# Why Fire Engines are Red



## Eoghan (Oct 10, 2009)

Why are Fire Engines are Red?

They have four wheels and eight men;
Four plus eight is twelve;
Twelve inches makes a ruler;
A ruler is Queen Elisabeth
Queen Elisabeth sails the seven seas;
The seven seas have fish;
The fish have fins;
The Finns hate the Russians;
Russians are red;
Fire engines are always rushin’;
So they’re red! 


Quoted in chapter 3 logical fallacies of “Exegetical Fallacies” by D.A. Carson


----------



## Megan Mozart (Oct 10, 2009)

This was the version I heard when I was a kid:

1 plus 2 is three, 
3 times 4 is 12, 
there are 12 inches in a ruler,
Queen Elizabeth was a ruler, 
Queen Elizabeth was also a boat,
boats sail on the sea,
fishes swim in the sea,
fishes have fins,
the Fins fought the Russians,
and fire engines are red because they're rushin' all over!


----------



## OPC'n (Oct 10, 2009)

lol


----------



## Skyler (Oct 10, 2009)

Umm... slippery slope?


----------



## au5t1n (Oct 10, 2009)

In all seriousness, I have seen many arguments just like that on Bible interpretation.


----------



## Skyler (Oct 10, 2009)

austinww said:


> In all seriousness, I have seen many arguments just like that on Bible interpretation.



I came up with a similar one proving Gail Riplinger was a heretic. 

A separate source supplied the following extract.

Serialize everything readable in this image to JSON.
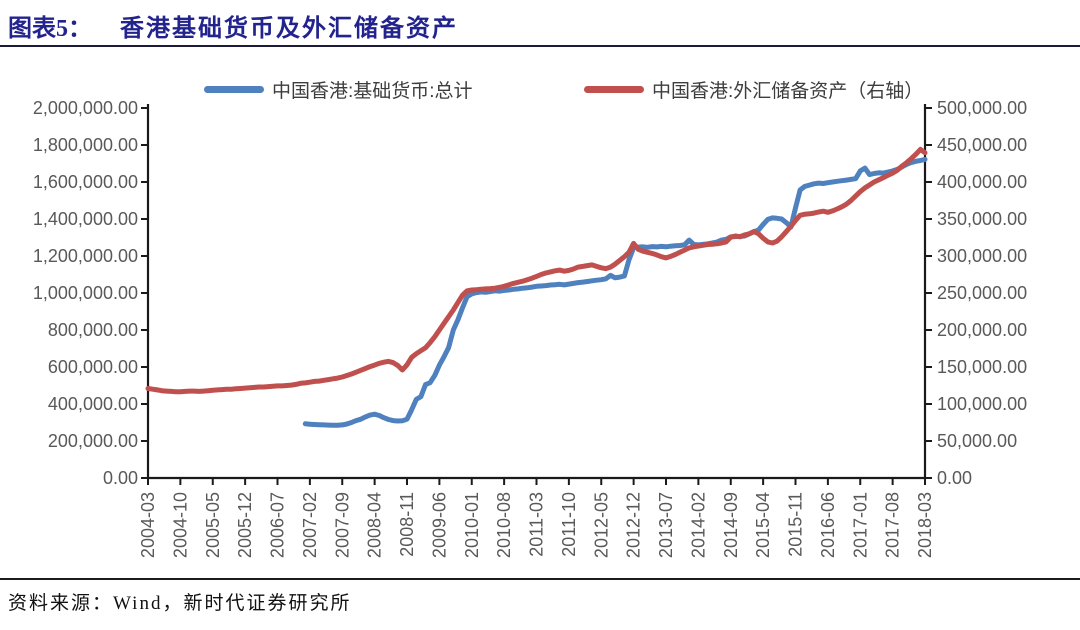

And the best part is, it sounds just like something she'd say!


----------



## Marrow Man (Oct 10, 2009)

The first part I always heard was: "Well, books are read too; two and two are four; four times three is twelve..."


----------



## jambo (Oct 10, 2009)

On the subject of fire engines, one of the things that always puzzles me is this; why are all fire engines called Dennis?


----------